Le prime prove sono iniziate a Château Reynon, nel 2011 con l’impulso di Denis Dubourdieu, già direttore dell’ISVV Istitut des Sciences de la vigne et du vin dell’Università di Bordeaux, prematuramente scomparso. Fu proprio Dubourdieu  a chiamarci per far fronte a quella che lui stesso considerava un caso di pandemia a Bordeaux, che colpiva soprattutto varietà come il Cabernet Sauvignon e il Sauvignon Blanc. In Francia nel 2001 era uscito di scena l’arsenito di sodio, unico trattamento chimico che avesse dimostrato un effetto positivo nel limitare i sintomi del Mal dell’Esca, ma anche estremamente tossico e in Italia già vietato dal 1977. Di lì la conseguente recrudescenza della malattia negli anni a seguire e la chiamata di Dubourdieu per cercare una soluzione immediata e pratica. Abbiamo iniziato a studiare i sistemi di potatura di Bordeaux e i metodi di cura e pulizia delle piante infette nel Sancerre su Sauvignon Blanc, varietà particolarmente sensibile alle malattie del legno. Poi abbiamo svolto delle ricerche bibliografiche, scoprendo che la dendrochirurgia non è una novità, ma è stata descritta da Ravaz e Lafon come pratica nota fin dall’antichità per eliminare il legno cariato dal mal dell’esca, e Poussard l’ha utilizzata alla fine dell’Ottocento tagliando il legno deteriorato dall’azione dei funghi con risultati molto incoraggianti sul 90-95% dei ceppi. Non è quindi una tecnica nuova la nostra, ma piuttosto il recupero di una pratica antica, aggiornata e attuata con gli strumenti moderni.

Usando delle motoseghe si pulisce il tronco asportando la carie provocata dell’esca, preservando i fianchi dello stesso per la continuità linfatica salvando in questo modo la pianta e la sua produzione.

Ad ora, abbiamo sperimentato la dendrochirurgia su oltre 10.000 piante di diverse varietà

( Cabernet Sauvignon, Sauvignon Blanc, Chardonnay, Pinot Nero, Cabernet Franc) allevate in diverse regioni viticole (Collio, Isonzo, Franciacorta, Bolgheri, Champagne, Borgogna e Bordeaux), con il 90% delle piante operate tornate produttive e asintomatiche.
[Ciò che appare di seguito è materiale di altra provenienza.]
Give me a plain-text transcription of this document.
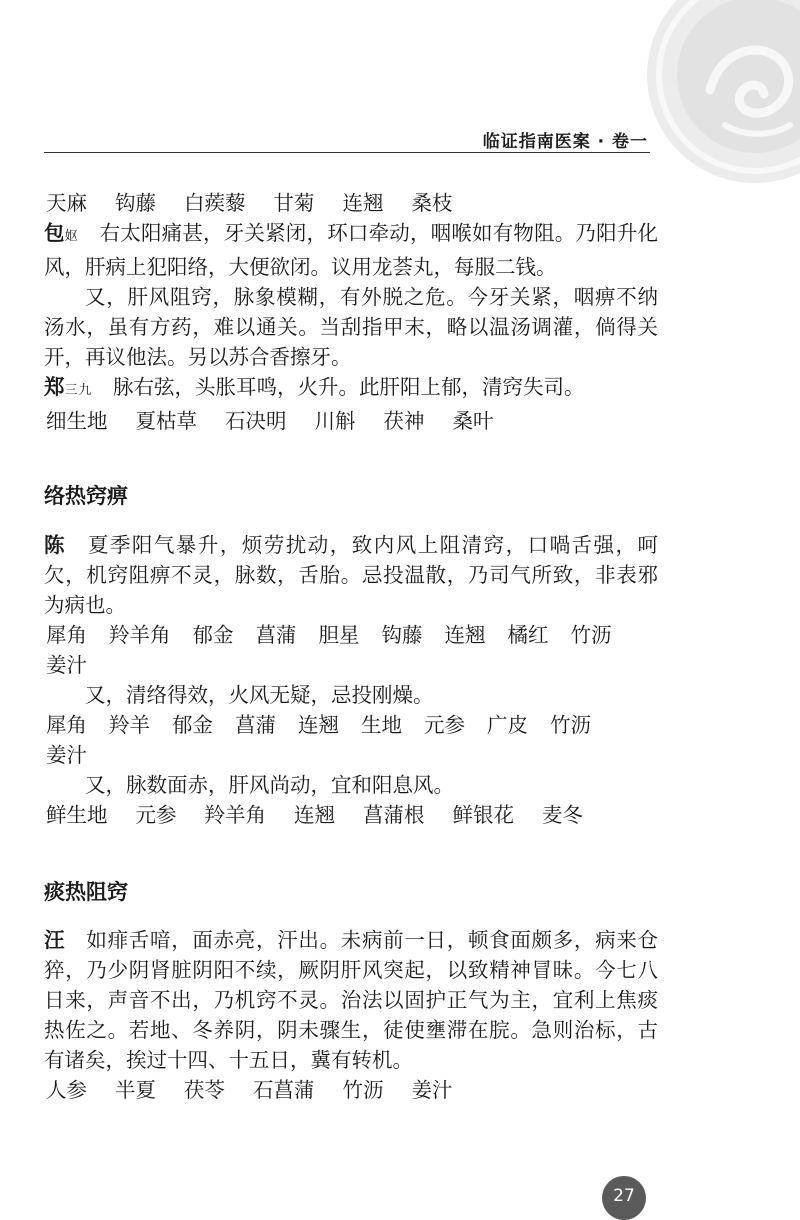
临证指南医案 · 卷一

天麻 钩藤 白蒺藜 甘菊 连翘 桑枝

包妪　 右太阳痛甚，牙关紧闭，环口牵动，咽喉如有物阻。乃阳升化风，肝病上犯阳络，大便欲闭。议用龙荟丸，每服二钱。

又，肝风阻窍，脉象模糊，有外脱之危。今牙关紧，咽痹不纳汤水，虽有方药，难以通关。当刮指甲末，略以温汤调灌，倘得关开，再议他法。另以苏合香擦牙。

郑三九　 脉右弦，头胀耳鸣，火升。此肝阳上郁，清窍失司。

细生地 夏枯草 石决明 川斛 茯神 桑叶

络热窍痹

陈　 夏季阳气暴升，烦劳扰动，致内风上阻清窍，口喎舌强，呵欠，机窍阻痹不灵，脉数，舌胎。忌投温散，乃司气所致，非表邪为病也。

犀角 羚羊角 郁金 菖蒲 胆星 钩藤 连翘 橘红 竹沥姜汁

又，清络得效，火风无疑，忌投刚燥。

犀角 羚羊 郁金 菖蒲 连翘 生地 元参 广皮 竹沥姜汁

又，脉数面赤，肝风尚动，宜和阳息风。

鲜生地 元参 羚羊角 连翘 菖蒲根 鲜银花 麦冬

痰热阻窍

汪　 如痱舌喑，面赤亮，汗出。未病前一日，顿食面颇多，病来仓猝，乃少阴肾脏阴阳不续，厥阴肝风突起，以致精神冒昧。今七八日来，声音不出，乃机窍不灵。治法以固护正气为主，宜利上焦痰热佐之。若地、冬养阴，阴未骤生，徒使壅滞在脘。急则治标，古有诸矣，挨过十四、十五日，冀有转机。

人参 半夏 茯苓 石菖蒲 竹沥 姜汁

27
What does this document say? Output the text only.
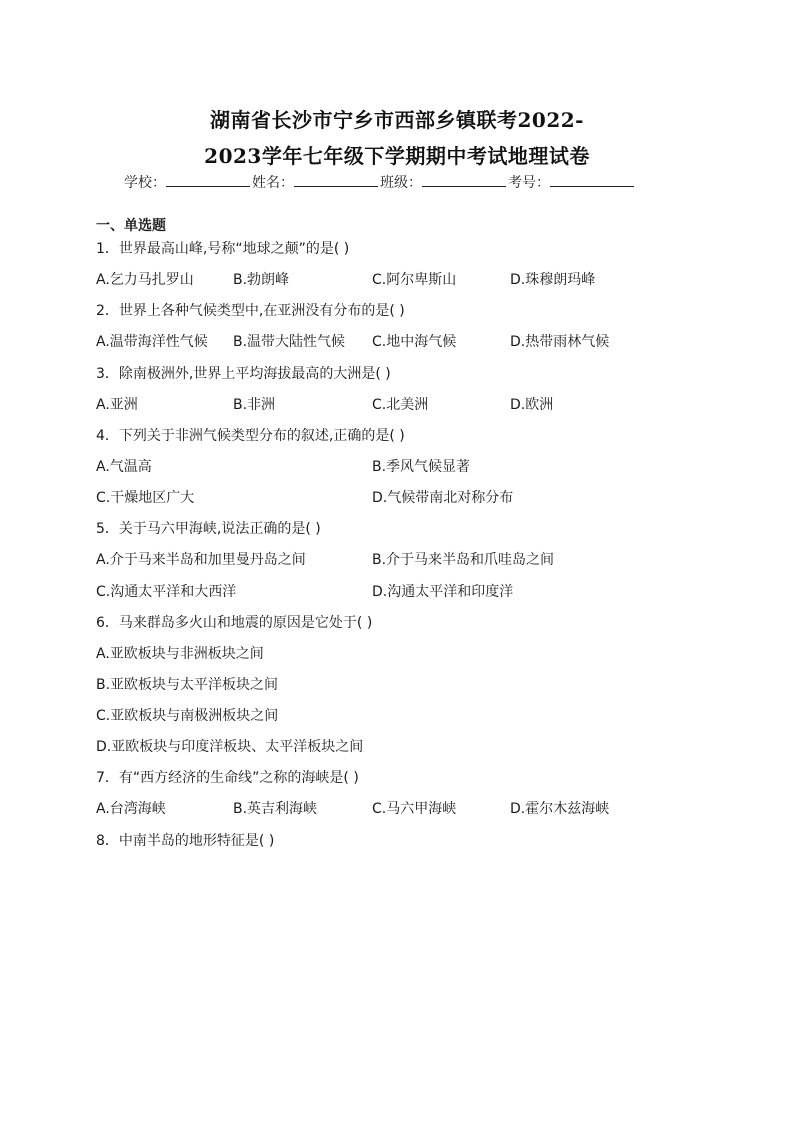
湖南省长沙市宁乡市西部乡镇联考2022-
2023学年七年级下学期期中考试地理试卷
学校：	姓名：	班级：	考号：
一、单选题
1．世界最高山峰,号称“地球之颠”的是( )
A.乞力马扎罗山	B.勃朗峰	C.阿尔卑斯山	D.珠穆朗玛峰
2．世界上各种气候类型中,在亚洲没有分布的是( )
A.温带海洋性气候 B.温带大陆性气候 C.地中海气候	D.热带雨林气候
3．除南极洲外,世界上平均海拔最高的大洲是( )
A.亚洲	B.非洲	C.北美洲	D.欧洲
4．下列关于非洲气候类型分布的叙述,正确的是( )
A.气温高	B.季风气候显著
C.干燥地区广大	D.气候带南北对称分布
5．关于马六甲海峡,说法正确的是( )
A.介于马来半岛和加里曼丹岛之间	B.介于马来半岛和爪哇岛之间
C.沟通太平洋和大西洋	D.沟通太平洋和印度洋
6．马来群岛多火山和地震的原因是它处于( )
A.亚欧板块与非洲板块之间
B.亚欧板块与太平洋板块之间
C.亚欧板块与南极洲板块之间
D.亚欧板块与印度洋板块、太平洋板块之间
7．有“西方经济的生命线”之称的海峡是( )
A.台湾海峡	B.英吉利海峡	C.马六甲海峡	D.霍尔木兹海峡
8．中南半岛的地形特征是( )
Marco Simonit – Pierpaolo Sirch
SIMONIT&SIRCH sono conosciuti come i VINE MASTER PRUNERS e la loro consulenza è richiesta dalle principali aziende vitivinicole di tutto il mondo. Il team, fondato dagli italiani Marco Simonit e Pierpaolo Sirch, si dedica al recupero del mestiere del potatore con strumenti di formazione e tutoraggio ed oggi è l’unico gruppo accreditato e strutturato a livello internazionale per la consulenza e la formazione nel settore della coltivazione della vite. Insegna il Metodo di potatura SIMONIT&SIRCH, che viene trasferito ai potatori attraverso un preciso e rigoroso percorso di tutoraggio. Si tratta di un metodo di potatura ramificata, che può essere adattato a tutte le forme di allevamento della vite e riduce l’impatto devastante che hanno i tagli errati sul sistema linfatico della pianta. l team SIMONIT&SIRCH lavora nei più importanti distretti viticoli mondiali. E’ presente in 12 Paesi tra Europa, USA, Argentina, Cile, Sud Africa, Australia, dove fornisce i suoi servizi a 150 aziende ed ha stretto collaborazioni scientifiche con molti importanti Centri di ricerca ed Università. Ha formato più di 10.000 lavoratori specializzati. Nel 2009 ha creato la Scuola Italiana di Potatura della Vite, che oggi ha una ventina di sedi nelle principali zone viticole italiane con un totale di oltre 5.000 iscritti. Nel 2016 ha promosso a Bordeaux  il DUTE- Diplôme Universitaire de Taille et Épamprage (primo diploma universitario di potatura al mondo), in collaborazione con l’Institut des Sciences de la Vigne et du Vin. Marco Simonit ha pubblicato due Manuali di Potatura della Vite, dedicati al Cordone speronato e al Guyot. La versione francese di quest’ultimo, “Guide pratique de la taille Guyot – Prévenir les maladies du bois”, nel 2018 ha vinto il Premio internazionale OIV 2018 nella sezione Viticultura.